Rédigé par Jean-Philippe Hugron | Publié le 08/04/2020
Paris et les opportunités laissées par le vandalisme immobilier. Dans une rue du 9e arrondissement, en marge du quartier central des affaires - alias QCA, pour les businessmen pressés -, un immeuble de bureaux a été érigé dans les années 80 en lieu et place d'un hôtel particulier datant du Second Empire. L'opération s'est déroulée sous la bénédiction des services de la Ville, et plus encore d'un Architecte des Bâtiments de France, qui n'a exigé, en monnaie d'échange, que la seule restitution de la façade ancienne sur le large pignon aveugle, côté cour, mais à la manière d'un moulage. « La mémoire récente de Paris est parfois surréaliste », affirme Aldric Beckmann. Ceci étant écrit, la construction tertiaire n'était pas de mauvaise facture ; « plutôt modeste, sans aucune particularité, elle s'intégrait parfaitement à la rue », résume l'architecte. La rationalité de la structure était de surcroît appréciable. Elle devait rendre plus aisée encore la transformation de l'ensemble en hôtel puisqu'un tel programme requiert, autant qu'un immeuble de bureaux, rigueur et répétitivité. « Nous héritions également d'un parking de deux niveaux en sous-sol et d'une large cour minérale. Nous voulions, à partir de ces éléments, proposer, au-delà d'un outil de travail, une adresse, un havre de paix, une curiosité parisienne . »

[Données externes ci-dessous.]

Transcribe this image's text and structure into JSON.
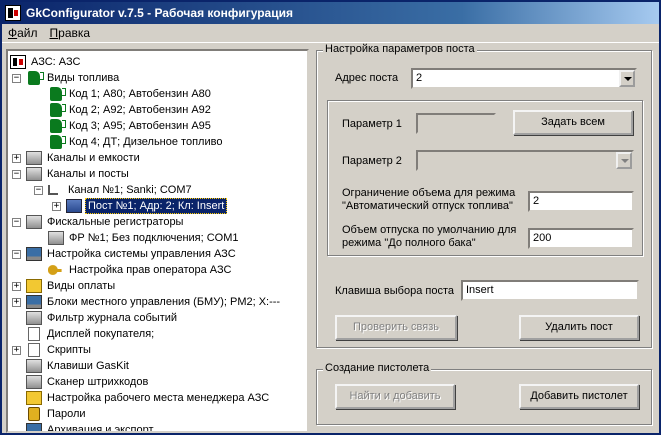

Après une première visite, la mémoire retient ces quelques qualités, que l'imagination saisit aussitôt pour esquisser les contours d'une piscine souterraine et d'un grand jardin, avec, en point de mire, une petite « folie ». « Pousser une porte à Paris signifie trouver des écuries, un hôtel particulier, une fontaine… Nous voulions cette précaution pour renforcer la personnalité de l'établissement », précise l'architecte. Côté cour, le regard devine une belle profondeur. L'analyse des plans, puis la consultation des services d'urbanisme, montrent qu'à cet endroit, une belle constructibilité - que tout un chacun semblait ignorer - était offerte. « Le projet pouvait passer de 40 à 45 chambres », se félicite Aldric Beckmann, qui, à cette faveur, trouvait davantage le moyen de créer cette surprise architecturale tant espérée. « l fallait à cet endroit un bâtiment mystérieux, casser l'idée d'échelle mais aussi trouver, par la mise en œuvre d'une matière originale, une façon d'accompagner le jardin et de donner corps à une expérience immersive », dit-il.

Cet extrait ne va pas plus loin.